Jun 23rd, 2008 // 4 Comments

AP071015044739.jpgIs Sebastian Bach the only person who can say he’s bros with Axl, or is he just the only one who goes to the press to describe how tight the two of them are? Rolling Stone called up the reclusive rock star’s former competitor and current compatriot in hopes of getting some juicy quotes about the recently leaked Chinese Democracy tracks. As Bach’s Angel Down, despite some guests shrieks from Axl, has failed to make the youth go wild, Bach didn’t hesitate to share some admittedly hilarious anecdotes, as well as cast doubt on any hopes that Axl would allow his life to be spotlight alongside those of Scott Baio and Flavor Flav on Celebreality. (“Sebastian, you don’t understand. I will pay VH1 $2 million to leave me the fuck alone!”)

When we were first hanging out in 2006, we were just standing around a bunch of people. I go, ‘Axl, do you think you might get the record out? It would be a great time, now that we’re on tour and everything.’ He goes, ‘Oh. Great! Everybody!
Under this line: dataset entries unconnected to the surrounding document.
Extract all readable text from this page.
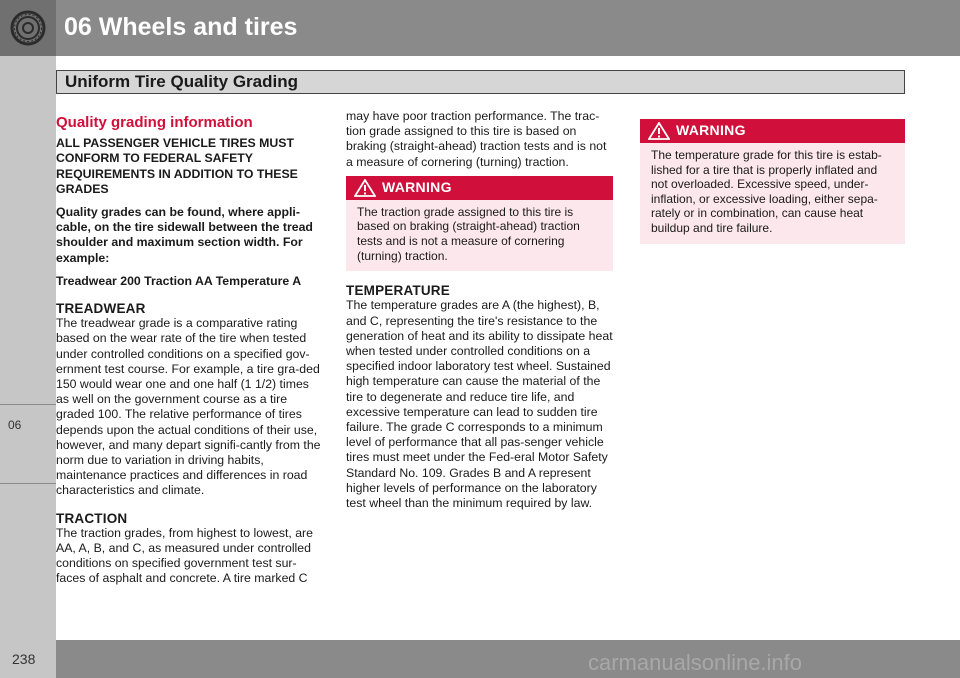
06
06 Wheels and tires
Uniform Tire Quality Grading
Quality grading information
ALL PASSENGER VEHICLE TIRES MUST CONFORM TO FEDERAL SAFETY REQUIREMENTS IN ADDITION TO THESE GRADES
Quality grades can be found, where appli-cable, on the tire sidewall between the tread shoulder and maximum section width. For example:
Treadwear 200 Traction AA Temperature A
TREADWEAR

The treadwear grade is a comparative rating based on the wear rate of the tire when tested under controlled conditions on a specified gov-ernment test course. For example, a tire gra-ded 150 would wear one and one half (1 1/2) times as well on the government course as a tire graded 100. The relative performance of tires depends upon the actual conditions of their use, however, and many depart signifi-cantly from the norm due to variation in driving habits, maintenance practices and differences in road characteristics and climate.

TRACTION

The traction grades, from highest to lowest, are AA, A, B, and C, as measured under controlled conditions on specified government test sur-faces of asphalt and concrete. A tire marked C

may have poor traction performance. The trac-tion grade assigned to this tire is based on braking (straight-ahead) traction tests and is not a measure of cornering (turning) traction.

WARNING
The traction grade assigned to this tire is based on braking (straight-ahead) traction tests and is not a measure of cornering (turning) traction.
TEMPERATURE

The temperature grades are A (the highest), B, and C, representing the tire's resistance to the generation of heat and its ability to dissipate heat when tested under controlled conditions on a specified indoor laboratory test wheel. Sustained high temperature can cause the material of the tire to degenerate and reduce tire life, and excessive temperature can lead to sudden tire failure. The grade C corresponds to a minimum level of performance that all pas-senger vehicle tires must meet under the Fed-eral Motor Safety Standard No. 109. Grades B and A represent higher levels of performance on the laboratory test wheel than the minimum required by law.

WARNING
The temperature grade for this tire is estab-lished for a tire that is properly inflated and not overloaded. Excessive speed, under-inflation, or excessive loading, either sepa-rately or in combination, can cause heat buildup and tire failure.
238	carmanualsonline.info
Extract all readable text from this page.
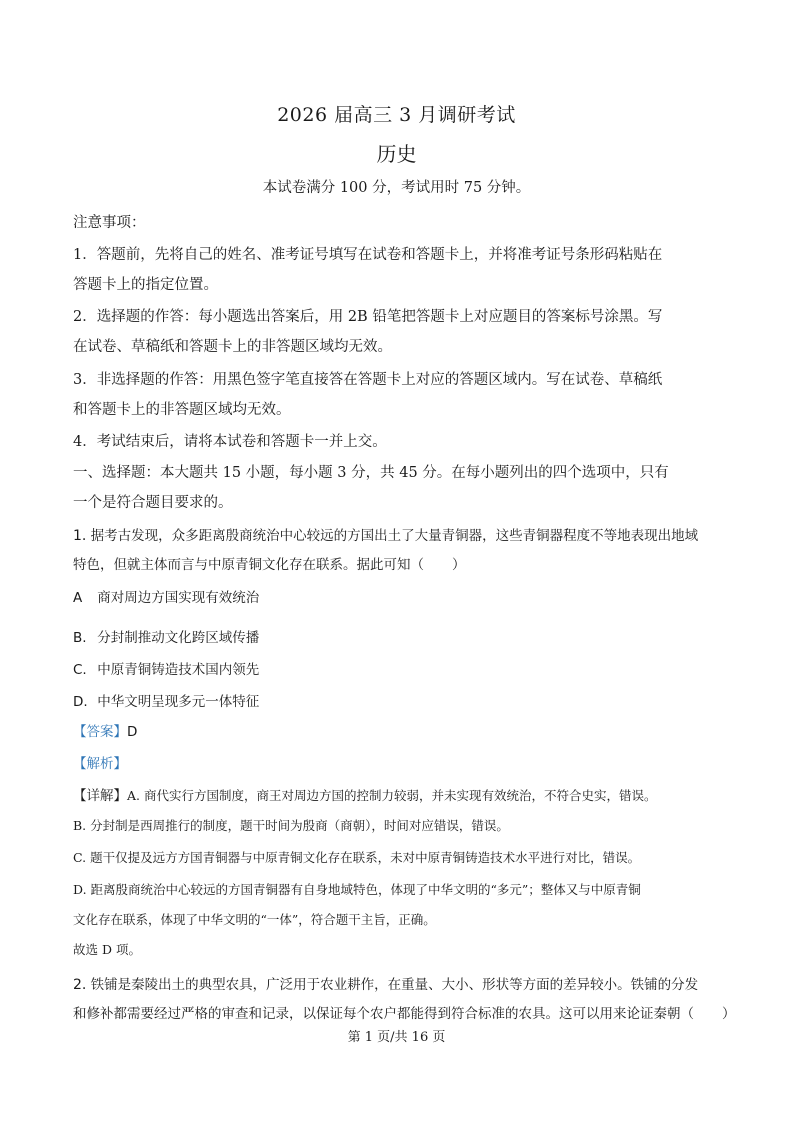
2026 届高三 3 月调研考试
历史
本试卷满分 100 分，考试用时 75 分钟。
注意事项：
1．答题前，先将自己的姓名、准考证号填写在试卷和答题卡上，并将准考证号条形码粘贴在
答题卡上的指定位置。
2．选择题的作答：每小题选出答案后，用 2B 铅笔把答题卡上对应题目的答案标号涂黑。写
在试卷、草稿纸和答题卡上的非答题区域均无效。
3．非选择题的作答：用黑色签字笔直接答在答题卡上对应的答题区域内。写在试卷、草稿纸
和答题卡上的非答题区域均无效。
4．考试结束后，请将本试卷和答题卡一并上交。
一、选择题：本大题共 15 小题，每小题 3 分，共 45 分。在每小题列出的四个选项中，只有
一个是符合题目要求的。
1. 据考古发现，众多距离殷商统治中心较远的方国出土了大量青铜器，这些青铜器程度不等地表现出地域
特色，但就主体而言与中原青铜文化存在联系。据此可知（ ）
A 商对周边方国实现有效统治
B. 分封制推动文化跨区域传播
C. 中原青铜铸造技术国内领先
D. 中华文明呈现多元一体特征
【答案】D
【解析】
【详解】A. 商代实行方国制度，商王对周边方国的控制力较弱，并未实现有效统治，不符合史实，错误。
B. 分封制是西周推行的制度，题干时间为殷商（商朝），时间对应错误，错误。
C. 题干仅提及远方方国青铜器与中原青铜文化存在联系，未对中原青铜铸造技术水平进行对比，错误。
D. 距离殷商统治中心较远的方国青铜器有自身地域特色，体现了中华文明的“多元”；整体又与中原青铜
文化存在联系，体现了中华文明的“一体”，符合题干主旨，正确。
故选 D 项。
2. 铁铺是秦陵出土的典型农具，广泛用于农业耕作，在重量、大小、形状等方面的差异较小。铁铺的分发
和修补都需要经过严格的审查和记录，以保证每个农户都能得到符合标准的农具。这可以用来论证秦朝（ ）
第 1 页/共 16 页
Sebastian has a great idea here, man. Guess what? Sebastian, should I put out a record? Maybe it would be a good idea for me to put out a fucking record! Hey everybody, listen to this! I never thought of that! That never came to me! Oh, great idea dude.’ I felt like Fred Flintstone in Mr. Slate’s office.

“Another thing that I don’t know you’ll ever see is a Axl Rose reality show. When I see that shit, I laugh. Here’s the only other time that he got made at me. I had just finished shooting Supergroup for VH1. It was on TV in America while we were gallivanting across Europe. We had a beautiful dinner at some incredible Italian restaurant. We are sitting there and I go, ‘Dude, I just shot this reality show for VH1 and they paid me this amount of money, man. It was fucking easy. It was only like two weeks. It was hilarious. Axl, if they paid me this amount of money, they’d pay you like a million bucks for 10 days of some shit.’ He’s looking at me with this look on his face and he’s all quiet and he goes, ‘Sebastian, you don’t understand.’ I go, ‘What?’ He goes, ‘I will pay VH1 $2 million to leave me the fuck alone!’ I would bet my life you won’t be seeing the Axl Rose reality TV show.

Oh come on, Axl. What about a travel documentary where the two of you get to visit famous meditative hideaways and commune with ancient spirits? Judging from these quotes and your collaborations. Sebastian’s just the right kind of straight man toady to bring out your playful side.

Axl Rose’s “Chinese Democracy” Tirade: Sebastian Bach Tells All [Rolling Stone]
Axl Rose + Sebastian Bach Duo Inland Invasion [YouTube]


  1. Chris N.

    Anyone who can casually name-drop Fred Flintstone’s boss can’t be all bad.

  2. unperson

    I’ve interviewed Sebastian Bach; he’s hilarious. And Angel Down may not have sold well, but it’s a really solid hard rock album.

  3. King of Pants

    +1 for the Noveselic reference.

  4. Christy

    I love “Angel Down”. I think it totally rocks!! But anything Sebastian does ROCKS!!!